Yes, fruit contains a number of beneficial ingredients, but fool yourself with fancy packaging and marketing of juices. Just remember to eat (or drink!) everything in moderation. Sometimes it is easier and better to just grab that apple and go!
Myth: Dark Bread Is Always Better
When it comes to grain foods, such as bread, we like to believe that darker is better. We associate this brown color with the fact that it is whole wheat, and grains undergo less processing. However, one thing many people don’t know is that some manufacturers may add colors or small amounts of whole wheat to their bread, giving us the illusion that their product is ‘healthier’, while really it isn’t nutritionally better than the white variety.
To avoid falling into this trap, it is always a good idea to check the ingredients list and make sure that the first thing on the list is has the word “whole” or “wholemeal” at the front (for example, whole wheat flour). That way you can be sure that you’re getting the real deal.
Myth: Gluten Free is Healthier
This is similar to the dark bread scenario--many people also think that because something is gluten free, it is instantly a healthier option. Yes, gluten free grains such as quinoa and rice provide our bodies with great nutrients, but there are also plenty of other gluten free food items that aren’t as great. For example, store bought biscuits and other bakery items.

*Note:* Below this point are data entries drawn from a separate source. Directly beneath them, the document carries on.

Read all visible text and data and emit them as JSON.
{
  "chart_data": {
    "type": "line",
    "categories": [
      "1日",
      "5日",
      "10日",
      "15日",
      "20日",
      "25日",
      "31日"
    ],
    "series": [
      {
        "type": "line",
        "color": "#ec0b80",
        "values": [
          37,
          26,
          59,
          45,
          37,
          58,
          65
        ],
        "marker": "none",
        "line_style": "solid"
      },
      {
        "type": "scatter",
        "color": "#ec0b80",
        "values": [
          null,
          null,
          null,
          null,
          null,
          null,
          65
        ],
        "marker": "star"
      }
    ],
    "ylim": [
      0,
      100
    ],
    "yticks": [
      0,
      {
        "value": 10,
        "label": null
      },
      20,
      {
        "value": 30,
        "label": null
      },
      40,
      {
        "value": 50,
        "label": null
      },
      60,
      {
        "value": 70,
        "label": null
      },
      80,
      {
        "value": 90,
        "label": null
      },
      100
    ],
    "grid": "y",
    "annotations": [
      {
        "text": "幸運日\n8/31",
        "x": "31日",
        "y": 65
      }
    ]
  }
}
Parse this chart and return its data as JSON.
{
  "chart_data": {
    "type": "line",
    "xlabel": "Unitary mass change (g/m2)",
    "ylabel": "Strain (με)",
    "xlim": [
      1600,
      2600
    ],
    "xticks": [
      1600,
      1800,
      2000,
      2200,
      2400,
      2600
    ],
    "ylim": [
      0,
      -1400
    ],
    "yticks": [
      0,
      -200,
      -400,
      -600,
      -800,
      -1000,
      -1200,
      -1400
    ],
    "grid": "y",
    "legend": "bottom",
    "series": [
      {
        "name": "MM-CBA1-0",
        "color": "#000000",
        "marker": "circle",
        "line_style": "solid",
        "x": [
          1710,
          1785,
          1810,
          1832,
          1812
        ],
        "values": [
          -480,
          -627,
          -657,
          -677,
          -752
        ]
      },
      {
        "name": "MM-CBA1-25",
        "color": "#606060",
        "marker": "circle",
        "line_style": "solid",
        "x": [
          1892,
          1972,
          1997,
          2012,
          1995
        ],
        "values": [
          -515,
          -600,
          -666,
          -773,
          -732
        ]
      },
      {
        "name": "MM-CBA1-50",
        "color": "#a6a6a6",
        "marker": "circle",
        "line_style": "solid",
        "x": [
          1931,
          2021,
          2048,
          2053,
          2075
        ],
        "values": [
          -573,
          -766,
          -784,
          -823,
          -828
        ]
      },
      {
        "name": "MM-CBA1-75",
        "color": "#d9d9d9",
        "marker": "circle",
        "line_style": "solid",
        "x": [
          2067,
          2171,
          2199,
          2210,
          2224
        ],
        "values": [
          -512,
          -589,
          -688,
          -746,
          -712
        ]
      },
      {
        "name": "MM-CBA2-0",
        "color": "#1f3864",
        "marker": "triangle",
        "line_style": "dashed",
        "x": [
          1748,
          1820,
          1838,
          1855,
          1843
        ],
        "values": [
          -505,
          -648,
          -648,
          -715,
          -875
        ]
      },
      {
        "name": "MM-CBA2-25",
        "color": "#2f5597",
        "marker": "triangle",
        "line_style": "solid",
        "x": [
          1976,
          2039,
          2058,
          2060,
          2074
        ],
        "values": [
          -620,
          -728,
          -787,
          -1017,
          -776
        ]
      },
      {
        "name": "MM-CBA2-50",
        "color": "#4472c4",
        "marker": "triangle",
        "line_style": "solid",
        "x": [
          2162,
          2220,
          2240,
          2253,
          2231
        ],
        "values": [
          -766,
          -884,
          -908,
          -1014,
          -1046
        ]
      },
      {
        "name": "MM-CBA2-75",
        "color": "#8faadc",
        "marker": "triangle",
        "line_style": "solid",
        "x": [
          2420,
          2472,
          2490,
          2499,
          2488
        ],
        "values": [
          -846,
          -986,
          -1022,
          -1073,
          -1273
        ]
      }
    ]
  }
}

Taking gluten out of products can also have a massive effect on the texture of them. To help with this manufacturers may add extra sugars or other ingredients in order to improve the texture and taste of these foods. Not to mention, they can be far more expensive!
Don’t fool yourself into thinking that just because it says ‘gluten free’ you are doing your body a favor. Unless there is a medical reason why you shouldn’t (for example, you are gluten intolerant), there is nothing wrong with eating gluten-containing carbs as long as they are the right kind, and you eat them in the right amounts!
We hope that going over some of these myths has helped you differentiate between fact and fiction! Remember--when it comes to your health, it is always a good idea to have sound education and not to believe everything you hear. If you are ever unsure about something, it’s a great idea to do a little research!